Kurz nach Mitternacht trifft der irakische Aussenminister Tariq Assis am 22. Februar 1991 in Moskau mit Michael Gorbatschow zusammen. Nach der zweieinhalbstündigen  Unterredung gibt der Sprecher von Gorbatschow, Witalij Ignatenko, die Annahme des sowjetischen Friedensplanes bekannt. Dieser Plan, dessen Details unverzüglich an den Sicherheitsrat und den Generalsekretär der UN übermittelt wird, umfasst acht Punkte:

  1. Der Irak verkündet den sofortigen und bedingungslosen Rückzug seiner Truppen aus Kuwait.
  2. Der Abzug beginnt am Tag nach Einstellung der Feindseligkeiten.
  3. Der Abzug findet in einem festgelegten zeitlichen Rahmen statt.
  4. Nach dem Abzug von zwei Drittel der irakischen Truppen aus Kuwait werden die Wirtschaftssanktionen gegen den Irak aufgehoben.
  5. Alle UN-Resolutionen verlieren nach dem vollständigen Abzug ihre Wirksamkeit.
  6. Unmittelbar nach der Feuereinstellung werden alle Kriegsgefangenen freigelassen.
  7. Sicherheitskräfte der UN aus neutralen Ländern überwachen den Abzug.
  8. Weitere Einzelheiten werden rasch vereinbart.

Kurz nach dem irakisch-sowjetischen Treffen, bezeichnet ein Sprecher der US-Regierung die sowjetische Initiative als "klar inakzeptabel". Daraufhin überarbeitet der irakische Aussenminister Tariq Assis mit dem sowjetischen Aussenminister Alexander Bessmertnych den Friedensplan. Die überarbeitete Fassung umfasst nun sechs Punkte und sieht nun:

  • den vollen und bedingungslosen Rückzug aller irakischen Truppen aus Kuwait vor, der am Tag nach Eintreten eines Waffenstillstandes beginnen und
  • binnen drei Wochen abgeschlossen sein soll.
  • Kuwait-City ist innerhalb von vier Tagen zu räumen,
  • die UN-Sanktionen sollen nach dem Abzug aufgehoben werden,
  • UN-Kräfte überwachen den Abzug und
  • alle Kriegsgefangenen werden sofort freigelassen.

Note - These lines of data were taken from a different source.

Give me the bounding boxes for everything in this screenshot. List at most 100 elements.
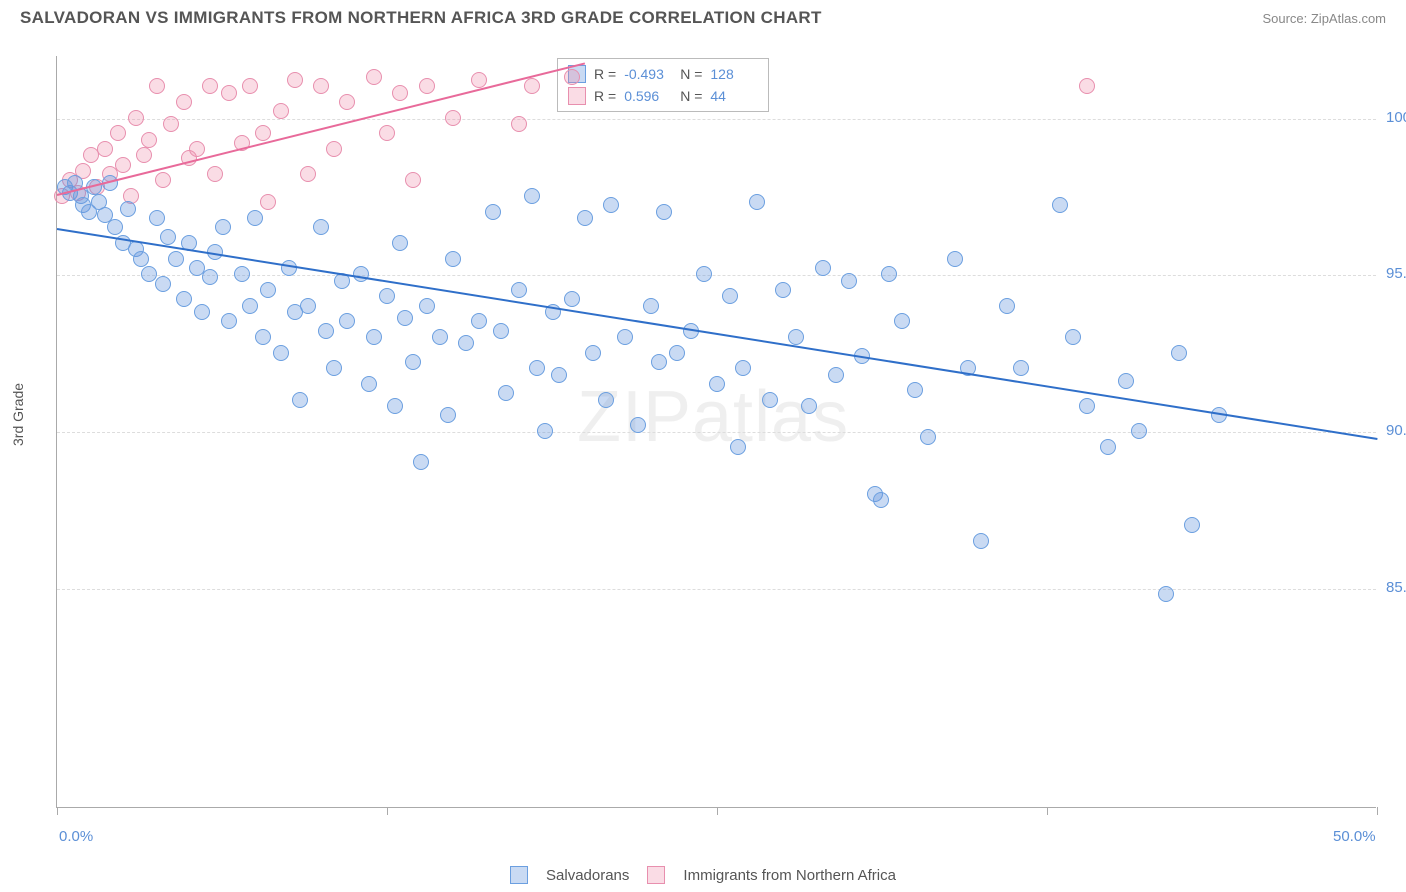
- r-label: R =: [594, 63, 616, 85]
- scatter-point-series1: [149, 210, 165, 226]
- scatter-point-series1: [1184, 517, 1200, 533]
- r-label: R =: [594, 85, 616, 107]
- scatter-point-series2: [313, 78, 329, 94]
- scatter-point-series1: [202, 269, 218, 285]
- scatter-point-series2: [564, 69, 580, 85]
- scatter-point-series1: [120, 201, 136, 217]
- chart-title: SALVADORAN VS IMMIGRANTS FROM NORTHERN A…: [20, 8, 822, 28]
- scatter-point-series1: [281, 260, 297, 276]
- scatter-point-series1: [947, 251, 963, 267]
- scatter-point-series1: [273, 345, 289, 361]
- scatter-point-series1: [709, 376, 725, 392]
- scatter-point-series1: [511, 282, 527, 298]
- y-axis-title: 3rd Grade: [10, 383, 26, 446]
- stats-row-series2: R = 0.596 N = 44: [568, 85, 758, 107]
- scatter-point-series2: [1079, 78, 1095, 94]
- scatter-point-series1: [387, 398, 403, 414]
- y-tick-label: 90.0%: [1386, 422, 1406, 439]
- scatter-point-series1: [585, 345, 601, 361]
- scatter-point-series1: [1118, 373, 1134, 389]
- scatter-point-series2: [300, 166, 316, 182]
- correlation-stats-box: R = -0.493 N = 128 R = 0.596 N = 44: [557, 58, 769, 112]
- scatter-point-series1: [749, 194, 765, 210]
- scatter-point-series1: [1158, 586, 1174, 602]
- scatter-point-series2: [176, 94, 192, 110]
- scatter-point-series1: [498, 385, 514, 401]
- x-tick: [1047, 807, 1048, 815]
- chart-plot-area: ZIPatlas R = -0.493 N = 128 R = 0.596 N …: [56, 56, 1376, 808]
- scatter-point-series1: [221, 313, 237, 329]
- scatter-point-series1: [999, 298, 1015, 314]
- scatter-point-series1: [669, 345, 685, 361]
- scatter-point-series1: [405, 354, 421, 370]
- scatter-point-series1: [722, 288, 738, 304]
- scatter-point-series1: [1131, 423, 1147, 439]
- scatter-point-series2: [221, 85, 237, 101]
- scatter-point-series1: [894, 313, 910, 329]
- scatter-point-series1: [1013, 360, 1029, 376]
- scatter-point-series1: [651, 354, 667, 370]
- scatter-point-series1: [485, 204, 501, 220]
- x-tick: [387, 807, 388, 815]
- scatter-point-series2: [141, 132, 157, 148]
- scatter-point-series1: [419, 298, 435, 314]
- scatter-point-series2: [136, 147, 152, 163]
- scatter-point-series2: [189, 141, 205, 157]
- gridline: [57, 589, 1376, 590]
- scatter-point-series1: [1065, 329, 1081, 345]
- scatter-point-series1: [339, 313, 355, 329]
- scatter-point-series1: [107, 219, 123, 235]
- scatter-point-series2: [149, 78, 165, 94]
- scatter-point-series2: [128, 110, 144, 126]
- legend-swatch-series1: [510, 866, 528, 884]
- r-value-series1: -0.493: [624, 63, 672, 85]
- scatter-point-series1: [801, 398, 817, 414]
- gridline: [57, 432, 1376, 433]
- scatter-point-series2: [405, 172, 421, 188]
- scatter-point-series1: [598, 392, 614, 408]
- scatter-point-series2: [419, 78, 435, 94]
- scatter-point-series1: [413, 454, 429, 470]
- scatter-point-series1: [432, 329, 448, 345]
- y-tick-label: 95.0%: [1386, 265, 1406, 282]
- scatter-point-series2: [524, 78, 540, 94]
- y-tick-label: 100.0%: [1386, 109, 1406, 126]
- scatter-point-series1: [176, 291, 192, 307]
- scatter-point-series2: [511, 116, 527, 132]
- scatter-point-series2: [115, 157, 131, 173]
- scatter-point-series1: [168, 251, 184, 267]
- scatter-point-series2: [255, 125, 271, 141]
- scatter-point-series1: [920, 429, 936, 445]
- scatter-point-series1: [788, 329, 804, 345]
- scatter-point-series1: [155, 276, 171, 292]
- scatter-point-series1: [1052, 197, 1068, 213]
- scatter-point-series1: [247, 210, 263, 226]
- scatter-point-series1: [537, 423, 553, 439]
- scatter-point-series1: [361, 376, 377, 392]
- scatter-point-series1: [242, 298, 258, 314]
- x-tick-label: 0.0%: [59, 828, 93, 845]
- scatter-point-series1: [353, 266, 369, 282]
- scatter-point-series2: [339, 94, 355, 110]
- scatter-point-series2: [445, 110, 461, 126]
- stats-row-series1: R = -0.493 N = 128: [568, 63, 758, 85]
- gridline: [57, 275, 1376, 276]
- scatter-point-series1: [471, 313, 487, 329]
- scatter-point-series1: [529, 360, 545, 376]
- scatter-point-series2: [242, 78, 258, 94]
- scatter-point-series1: [215, 219, 231, 235]
- scatter-point-series1: [255, 329, 271, 345]
- scatter-point-series1: [493, 323, 509, 339]
- scatter-point-series1: [643, 298, 659, 314]
- x-tick: [57, 807, 58, 815]
- scatter-point-series2: [287, 72, 303, 88]
- scatter-point-series2: [326, 141, 342, 157]
- scatter-point-series1: [696, 266, 712, 282]
- scatter-point-series1: [630, 417, 646, 433]
- n-label: N =: [680, 63, 702, 85]
- scatter-point-series2: [471, 72, 487, 88]
- scatter-point-series2: [260, 194, 276, 210]
- scatter-point-series1: [524, 188, 540, 204]
- scatter-point-series2: [110, 125, 126, 141]
- scatter-point-series1: [397, 310, 413, 326]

Die USA lehnen diesen Sechs-Punkte-Plan erneut ab und verlangen, dass der Irak innerhalb einer Woche den vollständigen Rückzug seiner Truppen aus Kuwait abgeschlossen haben muss, da andernfalls die Bodenoffensive der alliierten Kräfte nicht mehr vermieden werden könne. Dieses amerikanische Ultimatum ist für den Irak inakzeptabel, da ein Rückzug innerhalb einer Woche nicht durchgeführt werden könne, auch wenn der Irak das wolle. Letztendlich bedeutet das Ultimatum für den Irak, die Aufgabe seiner Armee.

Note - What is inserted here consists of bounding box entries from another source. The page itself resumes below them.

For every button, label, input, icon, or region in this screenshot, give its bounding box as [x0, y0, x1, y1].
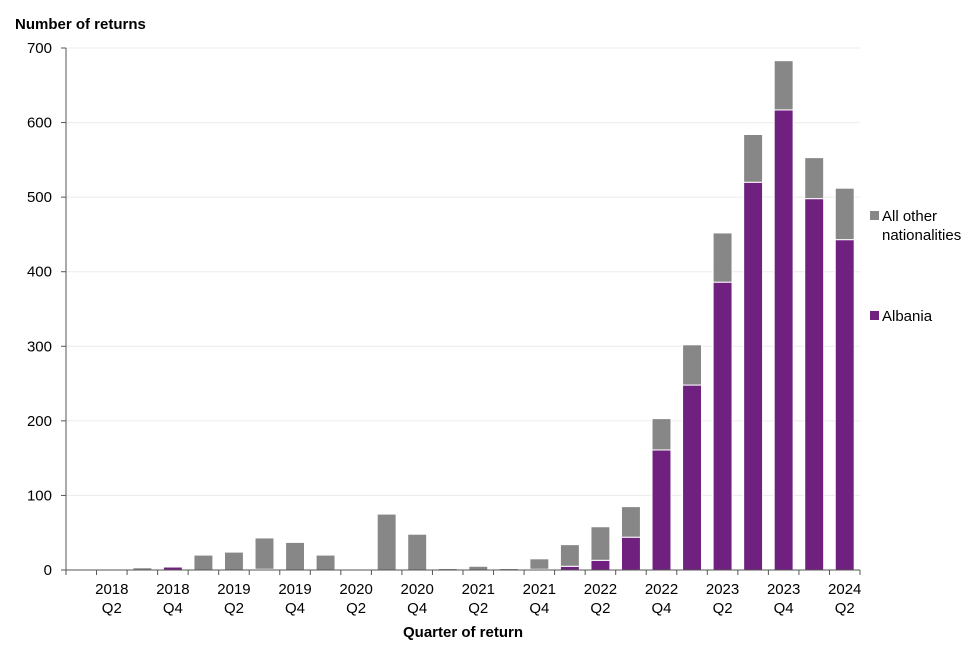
- y-tick-label: 0: [44, 562, 52, 579]
- bar-segment: [651, 418, 672, 451]
- bar-segment: [834, 187, 855, 241]
- bar-segment: [743, 181, 764, 571]
- y-tick-label: 500: [27, 189, 52, 206]
- y-tick-label: 700: [27, 40, 52, 57]
- x-tick-label: 2018 Q4: [156, 581, 189, 617]
- y-tick-label: 200: [27, 413, 52, 430]
- y-tick-label: 400: [27, 264, 52, 281]
- x-tick-label: 2018 Q2: [95, 581, 128, 617]
- bar-segment: [590, 559, 611, 571]
- bar-segment: [285, 541, 306, 571]
- bar-segment: [376, 513, 397, 571]
- bar-segment: [254, 537, 275, 570]
- bar-segment: [804, 157, 825, 200]
- bar-segment: [773, 60, 794, 111]
- y-tick-label: 600: [27, 115, 52, 132]
- x-tick-label: 2021 Q2: [462, 581, 495, 617]
- bar-segment: [559, 565, 580, 571]
- x-tick-label: 2022 Q4: [645, 581, 678, 617]
- bar-segment: [468, 565, 489, 571]
- x-tick-label: 2019 Q2: [217, 581, 250, 617]
- bar-segment: [315, 554, 336, 571]
- bar-segment: [620, 536, 641, 571]
- bar-segment: [651, 449, 672, 571]
- x-tick-label: 2022 Q2: [584, 581, 617, 617]
- legend-label: All other nationalities: [882, 208, 961, 244]
- bar-segment: [682, 384, 703, 571]
- x-tick-label: 2019 Q4: [278, 581, 311, 617]
- x-tick-label: 2021 Q4: [523, 581, 556, 617]
- bar-segment: [590, 526, 611, 561]
- bar-segment: [529, 558, 550, 570]
- bar-segment: [804, 198, 825, 571]
- y-tick-label: 300: [27, 338, 52, 355]
- bar-segment: [773, 109, 794, 571]
- bar-segment: [193, 554, 214, 571]
- bar-segment: [682, 344, 703, 386]
- x-tick-label: 2023 Q4: [767, 581, 800, 617]
- bar-segment: [712, 232, 733, 283]
- bar-segment: [743, 134, 764, 183]
- bar-segment: [407, 533, 428, 571]
- legend-swatch: [870, 211, 879, 220]
- y-axis-title: Number of returns: [15, 16, 146, 33]
- x-tick-label: 2023 Q2: [706, 581, 739, 617]
- y-tick-label: 100: [27, 487, 52, 504]
- legend-label: Albania: [882, 308, 933, 325]
- bar-segment: [834, 239, 855, 571]
- x-tick-label: 2024 Q2: [828, 581, 861, 617]
- bar-segment: [620, 506, 641, 538]
- bar-segment: [162, 565, 183, 568]
- bar-segment: [712, 281, 733, 571]
- x-tick-label: 2020 Q4: [401, 581, 434, 617]
- bar-segment: [223, 551, 244, 571]
- x-tick-label: 2020 Q2: [339, 581, 372, 617]
- bar-segment: [559, 544, 580, 567]
- legend-swatch: [870, 311, 879, 320]
- x-axis-title: Quarter of return: [403, 624, 523, 641]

Am 24. Februar 1991 dringen amerikanische, britische, französische und arabische Truppen an drei Stellen vor: im Süden von Kuwait, in einer Flankenoffensive über die irakische Grenze westlich von Kuwait und von See her. Damit beginnt eine erneute, von den USA angeführte Aggression gegen den Irak, obwohl mit dem sowjetischen Sechs-Punkte-Plan eine politische Lösung gegeben ist.

Die alliierten Streitkräfte führen auch Angriffe, durch die viele Zivilpersonen sterben. Am 14. Februar 1991 feuert ein britisches Flugzeug eine Laser gelenkte Rakete auf eine Brücke bei Al-Fallujah westlich von Bagdad. Sie verfehlt ihren Ziel und trifft ein Wohngebiet, wodurch 130 Zivilpersonen ums Leben kommen. Der ehemalige Justizminister der USA, Ramsey Clark, behauptet später, dass es sich bei allen Angriffen der Alliierten, bei denen irakische Zivilpersonen zu Schaden kamen, um Kriegsverbrechen handele. Eine weitere Tragödie ereignet sich am Tag zuvor, als eine Cruise Missile der USA den Ameriyaa-Luftschutzbunker in Bagdad zerstört und bis zu 300 Zivilpersonen sterben, darunter mindestens 91 Kinder. CNN zeigt Bilder des Blutbads. US-Brigadegeneral Richard Neal gibt später in Riad zu, dass alliierte Streitkräfte den Luftschutzbunker absichtlich beschossen hätten. Die Amerikaner hatten vermutet, dass der Bunker vom irakischen Militärpersonal genutzt wird. Da die USA den Irak vorher nicht gewarnt haben, dass der Bunker als legitimes militärisches Ziel betrachtet wird, ist das ein klarer Verstoß gegen das Kriegsrecht und somit ein Kriegsverbrechen.